Faculty: Gerald Lobo, accounting professor and Arthur Andersen Chair in Accounting
Publication: The Accounting Review
Insights: With the increased frequency of forecasts during earnings announcements, making (smart) investments seems to be more risk-based than ever before. Lobo’s research examines the implications of analyst forecasts issued during earnings announcements, finding a limited effect on investor response, but a positive trend when forecasts are reinforced with analyst research.
Faculty: Leiser Silva, management information systems associate professor
Publication: Journal of the Association for Information Systems
Insights: For healthcare professionals, the ability to instantly share files with colleagues across the globe is invaluable. Silva’s research examines how healthcare information infrastructures can use a dual architecture to self-organize and streamline the process.
Learning to Adapt
Faculty: Chad Larson, accounting assistant professor
Publication: Management Science
Insights: For businesses looking to cut costs and save money, Larson’s study recommends using an adaptive base stock policy.

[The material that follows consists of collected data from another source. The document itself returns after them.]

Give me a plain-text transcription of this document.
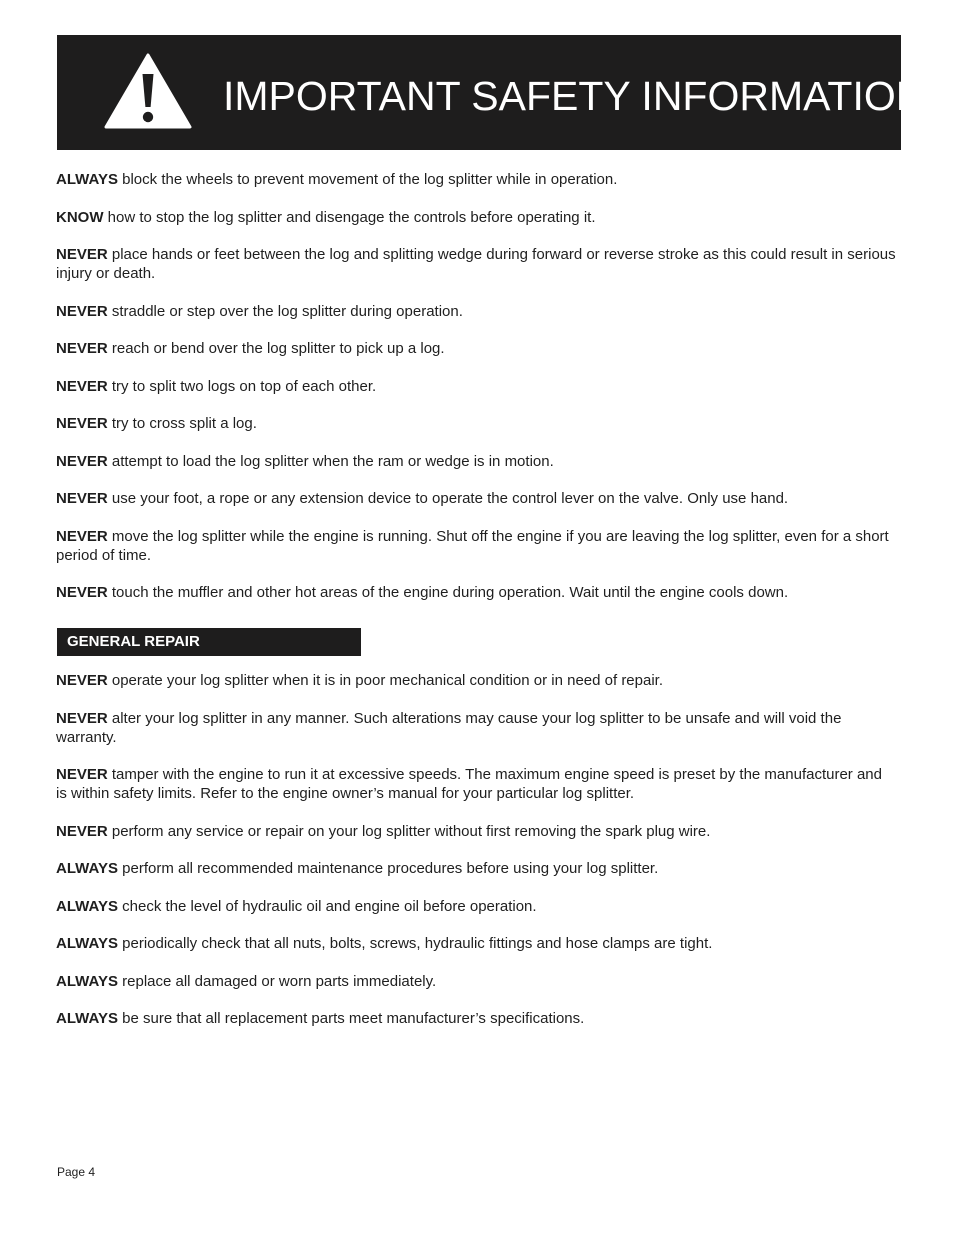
IMPORTANT SAFETY INFORMATION
ALWAYS block the wheels to prevent movement of the log splitter while in operation.
KNOW how to stop the log splitter and disengage the controls before operating it.
NEVER place hands or feet between the log and splitting wedge during forward or reverse stroke as this could result in serious injury or death.
NEVER straddle or step over the log splitter during operation.
NEVER reach or bend over the log splitter to pick up a log.
NEVER try to split two logs on top of each other.
NEVER try to cross split a log.
NEVER attempt to load the log splitter when the ram or wedge is in motion.
NEVER use your foot, a rope or any extension device to operate the control lever on the valve. Only use hand.
NEVER move the log splitter while the engine is running. Shut off the engine if you are leaving the log splitter, even for a short period of time.
NEVER touch the muffler and other hot areas of the engine during operation. Wait until the engine cools down.
GENERAL REPAIR
NEVER operate your log splitter when it is in poor mechanical condition or in need of repair.
NEVER alter your log splitter in any manner. Such alterations may cause your log splitter to be unsafe and will void the warranty.
NEVER tamper with the engine to run it at excessive speeds. The maximum engine speed is preset by the manufacturer and is within safety limits. Refer to the engine owner’s manual for your particular log splitter.
NEVER perform any service or repair on your log splitter without first removing the spark plug wire.
ALWAYS perform all recommended maintenance procedures before using your log splitter.
ALWAYS check the level of hydraulic oil and engine oil before operation.
ALWAYS periodically check that all nuts, bolts, screws, hydraulic fittings and hose clamps are tight.
ALWAYS replace all damaged or worn parts immediately.
ALWAYS be sure that all replacement parts meet manufacturer’s specifications.
Page 4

This allows businesses to make purchasing decisions by looking at current sales and change in sales forecast, not past sales growth for a certain product, which ultimately can make a positive impact on the bottom line, according to Larson’s research.
"Boom and Gloom"
Faculty: Praveen Kumar, department chair and finance professor; Paul Povel, finance professor
Publication: Journal of Finance
Insights: Many industries experience investment cycles, and Kumar and Povel analyze whether this affects profitability. They choose hotel construction as a testing ground for this question and find that hotels built during local hotel construction booms underperform others, for several decades. Of the possible explanations, the one that fits the data best suggests that developers sometimes take the wrong cues when other hotel developers start construction projects in their market.